Shephali Bhatt
Sep 09, 2011

Double Standards: What’s the fate of a brand after its face leaves?

Head honchos in marketing and advertising explain the downside of having just one face for a brand and discuss the best ways to deal with it. In conversation with Shephali Bhatt.

Double Standards: What’s the fate of a brand after its face leaves?

Abraham Alapatt, head – marketing, brand and corporate communications, Future Generali India Insurance (L) and Ravi Deshpande, chairman and chief creative officer, Contract Advertising (R)

Does a brand get impacted when its face leaves?

AA: It depends on how powerful the association built between the face and the brand is. If significant investments of time, effort and money have gone into building this association, when the face exits, it certainly negatively impacts the brand.

RD: Yes and no. In the short term the celebrity who is attached to a brand starts to give it a particular look, feel and personality. So, when that celebrity leaves, the brand could feel a bit faceless for a brief period of time. But the world has a short memory. No one misses the celebrity once the brand starts communicating charmingly again. Association is good as long as it lasts. Then things move on. For instance, Aamir Khan had done an ad for Pepsi and then he went on to endorse Coke. It didn’t really matter to anyone. Now Aamir is no longer seen in Coke commercials, and Imran Khan is. But it hasn’t hurt Coke at all.

Does this happen both for a celebrity ambassador as well as a "corporate face"?

AA: Some corporate faces are very visible and at times iconic. Steve Jobs for Apple, Richard Branson for Virgin – or in the Indian context - KV Kamath for ICICI, Narayana Murthy for Infosys or Ratan Tata for the Tata Group. Corporate faces like these have tremendous stand-alone brand equity. Their leaving can have a similar effect to that of a powerful celebrity ambassador exiting a brand.

RD: When a corporate face leaves, the impact is truly felt when the person is more than just a face. He is missed if he has a deep impact on his own organisation. The most cutting-edge companies around the world are the result of a man’s vision. Everyone adapts sooner or later. Once everyone adapts and there’s a suitor who is as capable or even more capable, the show goes on.

 

What’s the best way for a company to deal with such a situation?

AA: Companies need to take a stance on celebrity endorsements because it is a double-edged sword. If the brand invests in using a traditional celebrity or using an in-house celebrity (CEO/promoter) they need to ensure that at no point does the celebrity-endorser become larger or more visible than the brand or brand message. If this happens over a sustained period of time, the brand can become a hostage to the celebrity endorser. One should be careful about using celebrities. One has to be very real about measuring rupee/recall ROI (outside of celebrity-led recall) for the brand and beyond the term of engagement. The celebrity should help the brand get ahead not the other way around. Choosing celebrities in line with your brand-idea rather than trying to force fit your brand idea around a pre-decided celebrity is a good way of ensuring that the celebrity never overshadows the brand idea.

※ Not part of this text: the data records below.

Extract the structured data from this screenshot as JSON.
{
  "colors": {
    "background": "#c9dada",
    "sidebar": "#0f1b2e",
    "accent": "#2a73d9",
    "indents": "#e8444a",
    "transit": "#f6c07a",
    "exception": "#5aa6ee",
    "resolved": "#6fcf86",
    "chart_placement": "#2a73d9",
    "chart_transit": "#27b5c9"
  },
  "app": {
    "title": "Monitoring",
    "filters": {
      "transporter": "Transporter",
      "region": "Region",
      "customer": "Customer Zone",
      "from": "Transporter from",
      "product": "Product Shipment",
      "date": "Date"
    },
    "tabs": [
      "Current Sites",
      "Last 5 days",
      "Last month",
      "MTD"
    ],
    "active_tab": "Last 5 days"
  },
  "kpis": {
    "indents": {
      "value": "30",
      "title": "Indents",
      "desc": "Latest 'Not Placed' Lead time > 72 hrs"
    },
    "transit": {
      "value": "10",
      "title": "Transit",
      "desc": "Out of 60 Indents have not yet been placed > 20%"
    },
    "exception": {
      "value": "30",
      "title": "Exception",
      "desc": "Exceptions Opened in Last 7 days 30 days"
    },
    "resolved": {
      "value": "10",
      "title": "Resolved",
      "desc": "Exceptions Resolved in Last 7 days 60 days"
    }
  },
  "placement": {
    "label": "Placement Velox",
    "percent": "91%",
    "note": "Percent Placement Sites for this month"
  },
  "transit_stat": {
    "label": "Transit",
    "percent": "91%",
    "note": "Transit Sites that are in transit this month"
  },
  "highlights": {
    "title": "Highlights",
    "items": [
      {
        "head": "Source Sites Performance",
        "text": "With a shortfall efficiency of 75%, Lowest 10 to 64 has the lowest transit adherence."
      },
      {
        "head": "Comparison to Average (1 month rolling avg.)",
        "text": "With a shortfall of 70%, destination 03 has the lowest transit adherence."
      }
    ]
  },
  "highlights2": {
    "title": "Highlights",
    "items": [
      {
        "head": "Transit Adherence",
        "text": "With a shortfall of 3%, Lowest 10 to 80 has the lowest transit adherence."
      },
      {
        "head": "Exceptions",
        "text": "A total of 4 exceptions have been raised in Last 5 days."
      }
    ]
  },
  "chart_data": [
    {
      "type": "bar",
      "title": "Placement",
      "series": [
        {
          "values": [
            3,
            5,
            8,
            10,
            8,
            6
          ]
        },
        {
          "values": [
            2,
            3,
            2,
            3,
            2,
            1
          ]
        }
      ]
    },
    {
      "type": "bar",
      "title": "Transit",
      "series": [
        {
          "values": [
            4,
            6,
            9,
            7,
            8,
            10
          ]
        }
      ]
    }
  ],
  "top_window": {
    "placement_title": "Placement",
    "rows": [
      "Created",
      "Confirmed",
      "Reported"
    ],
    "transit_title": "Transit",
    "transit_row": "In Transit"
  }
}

RD: It’s always a holistic effort beginning with the kind of people one hires, the belief in the vision of the company, the passion people have to make the vision into a reality and the way the culture of the company seeps into everyone’s bloodstream. Probably like the way it has now happened with Apple. In spite of Steve Jobs’s absence, Apple will stay as innovative as we expect Apple to be. As least we hope it will. Innovation has become the culture of the company. It’s no more in the formative stages. It’s a leader and well-entrenched in its position as a leader.
 
Is there a downside to having only one face of a brand? What are the benefits?
 
AA: There could be Tiger Woods for Accenture (in the case of a celebrity endorser) and Steve Jobs for Apple (in the case of a CEO endorser) are examples of brands that were heavily dependent on these endorsers and paid the price (for different reasons, of course) when they could no longer use these faces. Benefits could be year on year building up of recall-association, familiarity and of course the consistency of messaging and celebrity association (as long as it’s largely positive) for the brand.

RD: It depends on the company. Some highly innovative companies are really the work of a tightly-knit team led by a visionary. Once the vision is ingrained within the psyche of the employees and stake holders, it doesn't matter. The vision becomes the face of the company. But it's that journey during the formative years when a company is a promising fledgling to a stage where it's an innovative brand. As for the benefits, the brand becomes associated with that face. And so by that logic, it's easily recognisable. 

How likely is the loss of a valuable client after the brand’s face leaves?

AA: In the case of a celebrity endorser – this is very unlikely. In the case of a celebrity CEO/promoter leaving– (Jobs and Apple as a case in point) falling stock prices and loss of investor/customer confidence is entirely possible unless the incumbent steps up to the challenge and demonstrates his/her capability to carry forward the legacy

RD: It depends on what life-stage the brand is at. The brand has to reach a stage where its strategy and operations are firmly in place. Once that’s accomplished, everything should be fine. Having said that, it’s important to keep reinventing the brand and constantly churning out new, exciting solutions.